不知怎的,她感覺到今年的秋天不及去年,不如去年秋天之靜美,也不及去年秋天之明媚,霧霾席捲了城,也吞併了那份可以耀進心房的陽光。
良久後,她拿過手機,翻開了素葉的微信。
還是兩天前發的訊息,沒有最新的更新。是一張藏區孩子的照片,一個小姑娘,頭髮有點凌亂,身上的衣服有點不合身,看得出是穿著支援來的衣服。她摟著素葉的脖子,在素葉的懷裡,只露半張小臉兒小心翼翼地看著鏡頭。
而照片裡的素葉,長髮只是簡單地扎著,穿著樸實,很顯然這個月份藏區已經很冷了,她裹著厚厚的圍巾,低著頭像是在安慰那個小女孩兒。
微信上說,她叫扎西達瓦,我們都習慣叫她達瓦,達瓦在藏語中代表月亮的意思,而扎西,是最常見的祝福語。達瓦今年5歲,她的父母全都死於地震,母親臨死前是用身體護住了達瓦,達瓦才能活下來。達瓦很怕生,又因為這次災難而失去了說話能力,當然,她不是生理性失語,她的發音器官沒有損壞,是患上了自閉症,變得不愛講話。達瓦是我目前負責的五個孩子中唯一的女孩兒。希望她以後能像她的名字一樣,吉祥如意。

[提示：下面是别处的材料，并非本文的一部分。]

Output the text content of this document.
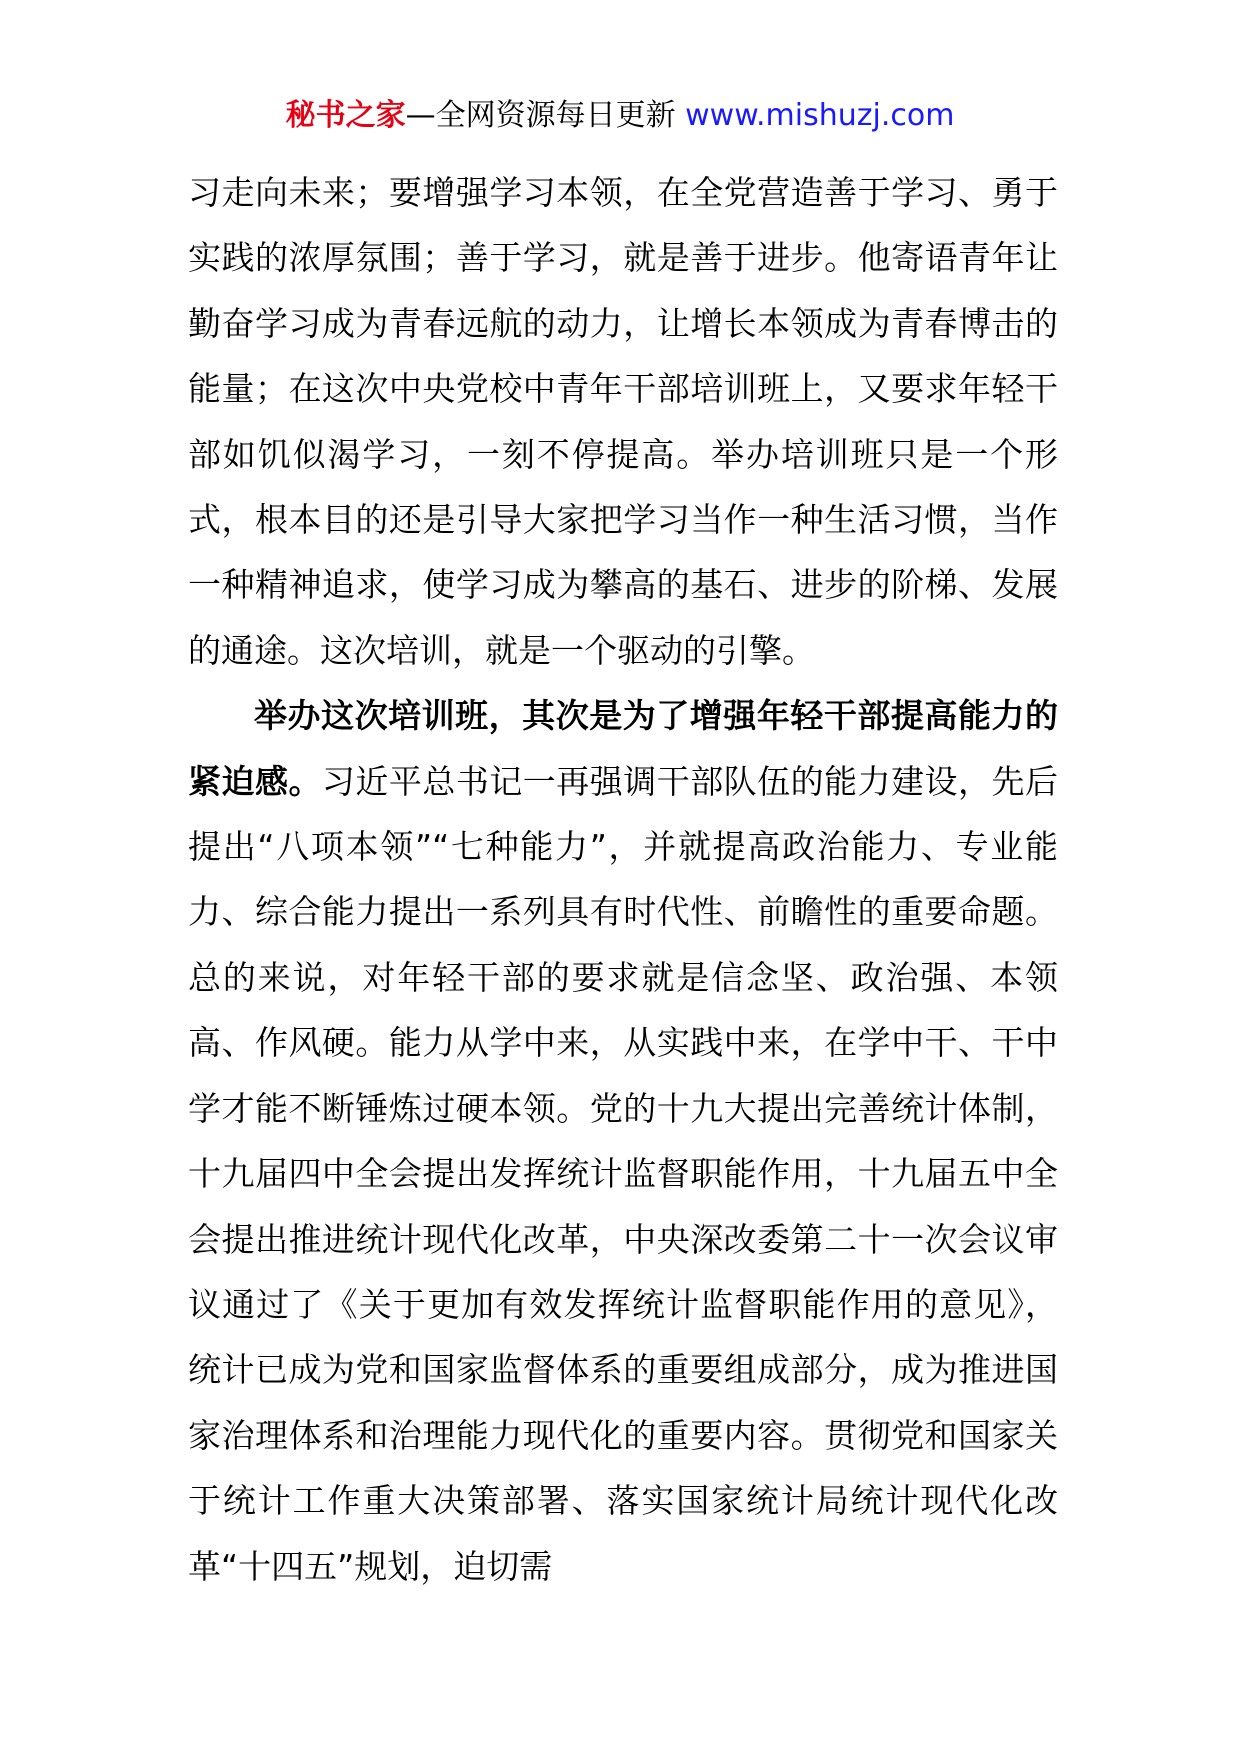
秘书之家—全网资源每日更新 www.mishuzj.com

习走向未来；要增强学习本领，在全党营造善于学习、勇于实践的浓厚氛围；善于学习，就是善于进步。他寄语青年让勤奋学习成为青春远航的动力，让增长本领成为青春博击的能量；在这次中央党校中青年干部培训班上，又要求年轻干部如饥似渴学习，一刻不停提高。举办培训班只是一个形式，根本目的还是引导大家把学习当作一种生活习惯，当作一种精神追求，使学习成为攀高的基石、进步的阶梯、发展的通途。这次培训，就是一个驱动的引擎。

举办这次培训班，其次是为了增强年轻干部提高能力的紧迫感。习近平总书记一再强调干部队伍的能力建设，先后提出“八项本领”“七种能力”，并就提高政治能力、专业能力、综合能力提出一系列具有时代性、前瞻性的重要命题。总的来说，对年轻干部的要求就是信念坚、政治强、本领高、作风硬。能力从学中来，从实践中来，在学中干、干中学才能不断锤炼过硬本领。党的十九大提出完善统计体制，十九届四中全会提出发挥统计监督职能作用，十九届五中全会提出推进统计现代化改革，中央深改委第二十一次会议审议通过了《关于更加有效发挥统计监督职能作用的意见》，统计已成为党和国家监督体系的重要组成部分，成为推进国家治理体系和治理能力现代化的重要内容。贯彻党和国家关于统计工作重大决策部署、落实国家统计局统计现代化改革“十四五”规划，迫切需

葉瀾一遍遍看著素葉發的這條訊息,唯獨能做的就是默默地為她點個贊。因為父母的緣故,她不知道要怎麼面對素葉,那一晚當母親被抓時,她看見了滿目瘡痍的現場,也看見了素葉的當場昏倒,而事後才清楚明白,素葉和年柏彥等人差點喪命全都拜母親所賜。
她現在別說是素葉,就連林要要她都不好意思見了。上班之後,她將時間儘量排滿,事已至此,她能做的就是讓自己充實起來,不能每天頹廢得像個廢人。
不過讓她感到驚愕的是,她原以為再回來上班會遭受主管的冷臉,豈料卻接到了升職通知,她取代了那個主管,做上了鑑定部負責人的位置,這著實讓她不解。
後來,上頭給出解釋,說因為之前她的一份鑑定讓公司避免了一筆不小的損失,升職加薪是老闆的意思。就在她絞盡腦汁打算答謝上司的賞識時,意外地接到了紀東巖的電話。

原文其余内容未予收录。